Sr. Platform Reliability Engineer
- DevOps & Cloud, DevOps
- San Francisco, California
- Permanent
A technology company in the advanced computing space is seeking a Sr. Platform Reliability Engineer to help build and support resilient, scalable infrastructure. This role focuses on Kubernetes, IaC, CI/CD, observability, and operational reliability across both cloud and on-prem environments. You will collaborate closely with platform and delivery teams while participating in a sustainable on-call rotation.
*Unfortunately, this role does not offer sponsorship.

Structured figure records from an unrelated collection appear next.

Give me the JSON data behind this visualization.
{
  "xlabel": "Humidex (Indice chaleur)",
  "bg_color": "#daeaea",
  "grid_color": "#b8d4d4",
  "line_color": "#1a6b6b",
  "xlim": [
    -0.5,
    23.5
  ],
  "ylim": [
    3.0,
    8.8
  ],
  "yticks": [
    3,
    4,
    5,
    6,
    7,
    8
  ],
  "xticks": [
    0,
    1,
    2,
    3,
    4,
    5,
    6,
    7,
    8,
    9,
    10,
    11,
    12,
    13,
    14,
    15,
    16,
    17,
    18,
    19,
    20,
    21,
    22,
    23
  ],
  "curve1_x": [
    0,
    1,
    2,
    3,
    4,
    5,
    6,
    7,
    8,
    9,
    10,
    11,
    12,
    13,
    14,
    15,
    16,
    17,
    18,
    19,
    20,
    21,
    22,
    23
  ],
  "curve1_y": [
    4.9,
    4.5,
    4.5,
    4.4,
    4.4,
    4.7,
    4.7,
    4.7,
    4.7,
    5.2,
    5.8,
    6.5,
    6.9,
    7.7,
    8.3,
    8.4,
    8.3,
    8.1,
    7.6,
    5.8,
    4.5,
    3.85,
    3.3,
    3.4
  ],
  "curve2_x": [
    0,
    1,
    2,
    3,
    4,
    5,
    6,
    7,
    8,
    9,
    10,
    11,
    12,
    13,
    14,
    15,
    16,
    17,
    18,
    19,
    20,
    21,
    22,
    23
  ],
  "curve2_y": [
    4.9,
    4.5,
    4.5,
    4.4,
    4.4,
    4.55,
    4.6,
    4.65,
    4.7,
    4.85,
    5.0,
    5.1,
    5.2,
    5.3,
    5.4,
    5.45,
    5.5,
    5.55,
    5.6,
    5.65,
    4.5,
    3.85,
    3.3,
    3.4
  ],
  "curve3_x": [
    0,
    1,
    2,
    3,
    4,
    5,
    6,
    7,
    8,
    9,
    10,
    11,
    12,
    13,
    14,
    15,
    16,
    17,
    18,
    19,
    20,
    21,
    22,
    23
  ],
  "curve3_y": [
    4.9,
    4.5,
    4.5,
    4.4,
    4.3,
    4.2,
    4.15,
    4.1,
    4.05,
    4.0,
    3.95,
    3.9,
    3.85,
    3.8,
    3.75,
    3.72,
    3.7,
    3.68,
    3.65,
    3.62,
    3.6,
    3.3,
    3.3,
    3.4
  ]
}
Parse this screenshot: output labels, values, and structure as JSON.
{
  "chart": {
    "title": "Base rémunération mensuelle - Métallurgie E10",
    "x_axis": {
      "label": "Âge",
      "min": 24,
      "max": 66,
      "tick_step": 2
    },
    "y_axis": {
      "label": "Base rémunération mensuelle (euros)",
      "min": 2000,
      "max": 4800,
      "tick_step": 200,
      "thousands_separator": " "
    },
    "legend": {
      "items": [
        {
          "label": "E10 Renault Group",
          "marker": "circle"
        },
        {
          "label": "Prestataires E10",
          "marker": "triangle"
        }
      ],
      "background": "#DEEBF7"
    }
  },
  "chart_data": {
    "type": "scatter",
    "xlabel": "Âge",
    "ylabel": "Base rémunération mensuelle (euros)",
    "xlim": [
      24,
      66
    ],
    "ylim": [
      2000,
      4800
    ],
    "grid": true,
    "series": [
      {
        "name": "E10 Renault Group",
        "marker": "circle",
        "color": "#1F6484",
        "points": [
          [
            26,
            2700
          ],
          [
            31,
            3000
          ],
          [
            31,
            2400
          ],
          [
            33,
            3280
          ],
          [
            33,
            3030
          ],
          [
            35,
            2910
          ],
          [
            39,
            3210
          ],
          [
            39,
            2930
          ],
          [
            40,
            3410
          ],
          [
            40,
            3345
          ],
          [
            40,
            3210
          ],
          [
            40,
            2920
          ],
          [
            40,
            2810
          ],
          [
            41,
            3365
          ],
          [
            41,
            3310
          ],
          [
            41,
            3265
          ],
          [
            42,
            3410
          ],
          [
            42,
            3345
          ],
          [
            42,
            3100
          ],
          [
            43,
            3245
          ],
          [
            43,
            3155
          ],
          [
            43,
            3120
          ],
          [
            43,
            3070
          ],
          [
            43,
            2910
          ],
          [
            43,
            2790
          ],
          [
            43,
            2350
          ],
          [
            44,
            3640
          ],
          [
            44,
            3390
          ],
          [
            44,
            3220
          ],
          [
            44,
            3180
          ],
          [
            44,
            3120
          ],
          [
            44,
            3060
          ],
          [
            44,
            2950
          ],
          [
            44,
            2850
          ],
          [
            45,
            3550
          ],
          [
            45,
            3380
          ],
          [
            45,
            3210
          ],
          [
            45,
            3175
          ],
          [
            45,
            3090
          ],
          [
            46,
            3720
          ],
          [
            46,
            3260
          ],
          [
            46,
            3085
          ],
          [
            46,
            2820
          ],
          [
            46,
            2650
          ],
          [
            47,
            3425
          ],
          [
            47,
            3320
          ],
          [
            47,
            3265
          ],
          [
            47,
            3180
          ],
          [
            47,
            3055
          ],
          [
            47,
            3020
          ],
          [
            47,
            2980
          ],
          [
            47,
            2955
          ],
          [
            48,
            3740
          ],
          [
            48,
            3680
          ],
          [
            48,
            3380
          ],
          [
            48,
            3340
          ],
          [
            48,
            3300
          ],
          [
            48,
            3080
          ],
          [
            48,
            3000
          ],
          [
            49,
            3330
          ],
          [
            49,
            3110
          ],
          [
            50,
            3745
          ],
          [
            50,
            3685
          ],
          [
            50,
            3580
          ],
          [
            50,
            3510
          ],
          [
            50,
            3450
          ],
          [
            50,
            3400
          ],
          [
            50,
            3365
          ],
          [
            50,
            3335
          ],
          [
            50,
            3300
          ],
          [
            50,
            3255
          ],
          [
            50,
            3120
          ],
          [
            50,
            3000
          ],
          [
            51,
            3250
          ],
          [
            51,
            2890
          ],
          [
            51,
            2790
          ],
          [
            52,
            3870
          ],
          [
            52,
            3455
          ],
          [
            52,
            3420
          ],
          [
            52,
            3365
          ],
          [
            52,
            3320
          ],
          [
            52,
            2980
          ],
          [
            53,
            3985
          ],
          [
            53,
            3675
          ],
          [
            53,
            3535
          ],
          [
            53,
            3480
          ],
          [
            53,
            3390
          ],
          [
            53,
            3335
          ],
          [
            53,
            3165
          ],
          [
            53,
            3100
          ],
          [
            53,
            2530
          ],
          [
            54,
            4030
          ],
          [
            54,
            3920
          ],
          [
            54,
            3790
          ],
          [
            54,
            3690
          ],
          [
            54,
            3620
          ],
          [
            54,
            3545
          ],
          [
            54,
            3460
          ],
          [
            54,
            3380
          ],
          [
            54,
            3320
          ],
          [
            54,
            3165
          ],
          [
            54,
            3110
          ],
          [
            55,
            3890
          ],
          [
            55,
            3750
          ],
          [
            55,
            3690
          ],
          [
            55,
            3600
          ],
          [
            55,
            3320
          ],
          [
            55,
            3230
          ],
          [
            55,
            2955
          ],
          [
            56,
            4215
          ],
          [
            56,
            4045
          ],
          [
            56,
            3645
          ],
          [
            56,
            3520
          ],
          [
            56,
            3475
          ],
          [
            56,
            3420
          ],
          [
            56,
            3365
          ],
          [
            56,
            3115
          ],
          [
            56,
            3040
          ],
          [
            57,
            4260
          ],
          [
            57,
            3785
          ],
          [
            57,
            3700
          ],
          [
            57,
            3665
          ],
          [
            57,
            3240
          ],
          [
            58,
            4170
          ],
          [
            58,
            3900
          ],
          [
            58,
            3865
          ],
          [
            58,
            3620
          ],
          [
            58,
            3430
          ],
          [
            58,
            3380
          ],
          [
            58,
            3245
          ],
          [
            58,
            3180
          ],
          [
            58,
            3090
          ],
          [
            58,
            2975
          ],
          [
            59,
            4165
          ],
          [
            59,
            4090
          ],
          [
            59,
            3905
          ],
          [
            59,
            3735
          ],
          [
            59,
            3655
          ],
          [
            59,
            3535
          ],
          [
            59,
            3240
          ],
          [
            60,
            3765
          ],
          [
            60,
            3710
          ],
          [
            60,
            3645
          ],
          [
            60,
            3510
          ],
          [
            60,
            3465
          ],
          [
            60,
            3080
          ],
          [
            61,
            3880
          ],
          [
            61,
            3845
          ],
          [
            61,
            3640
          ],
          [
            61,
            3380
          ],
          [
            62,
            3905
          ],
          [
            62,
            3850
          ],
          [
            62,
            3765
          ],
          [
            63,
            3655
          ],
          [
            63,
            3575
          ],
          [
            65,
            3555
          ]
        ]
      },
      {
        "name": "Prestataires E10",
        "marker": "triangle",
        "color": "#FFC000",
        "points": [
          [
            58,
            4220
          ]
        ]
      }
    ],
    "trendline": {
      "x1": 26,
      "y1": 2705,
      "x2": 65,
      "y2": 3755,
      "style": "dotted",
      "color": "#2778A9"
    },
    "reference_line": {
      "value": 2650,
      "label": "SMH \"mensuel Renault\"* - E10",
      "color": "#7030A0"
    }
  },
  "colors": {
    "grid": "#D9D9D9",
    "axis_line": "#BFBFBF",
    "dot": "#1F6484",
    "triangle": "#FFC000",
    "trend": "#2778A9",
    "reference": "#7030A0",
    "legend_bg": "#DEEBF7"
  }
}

U.S. Citizens or Greencard Holders Only.*
Details:
- Full-Time, Permanent Position
- Salary: $180k - $200k
- San Francisco, CA | 5 Days On-Site
Key Responsibilities:
- Design and maintain infrastructure across containers, VMs, and hybrid environments in major cloud platforms.
- Build and enforce Terraform-based IaC and consistent Git workflows.
- Own CI/CD pipelines and container build processes with secure, efficient delivery standards.
- Manage container registries, image hygiene, scanning, and promotion workflows.
- Implement GitOps patterns for reliable, declarative environment management.
- Maintain observability systems (metrics, logs, dashboards, alert routing).
- Strengthen security across secrets, RBAC, network policies, and compliance checks.
- Oversee certificate lifecycle management and encrypted communication standards.
- Support disaster recovery plans, backup strategies, and resilience improvements.
Qualifications:
- Bachelor's Degree in Computer Science
- 5 years in SRE/DevOps/infrastructure engineering.
- 5 years of experience with Terraform
- 5 years of experience with containerization and orchestration
- Strong Linux and networking fundamentals.
- 5 years of experience with observability tools (Prometheus, Grafana, Loki, etc)
- 5 years of experience with Python, Bash, or GoLang
- Comfortable with on-call rotations, incident response, and automation
Good to Haves:
- GitOps, policy enforcement tools, secrets management, and certificate automation.
- Registry management and container security scanning.
- Distributed tracing and long-term metrics storage.
- Hybrid/on-prem operations or data-heavy platform support.
Oscar Associates Limited (US) is acting as an Employment Agency in relation to this vacancy.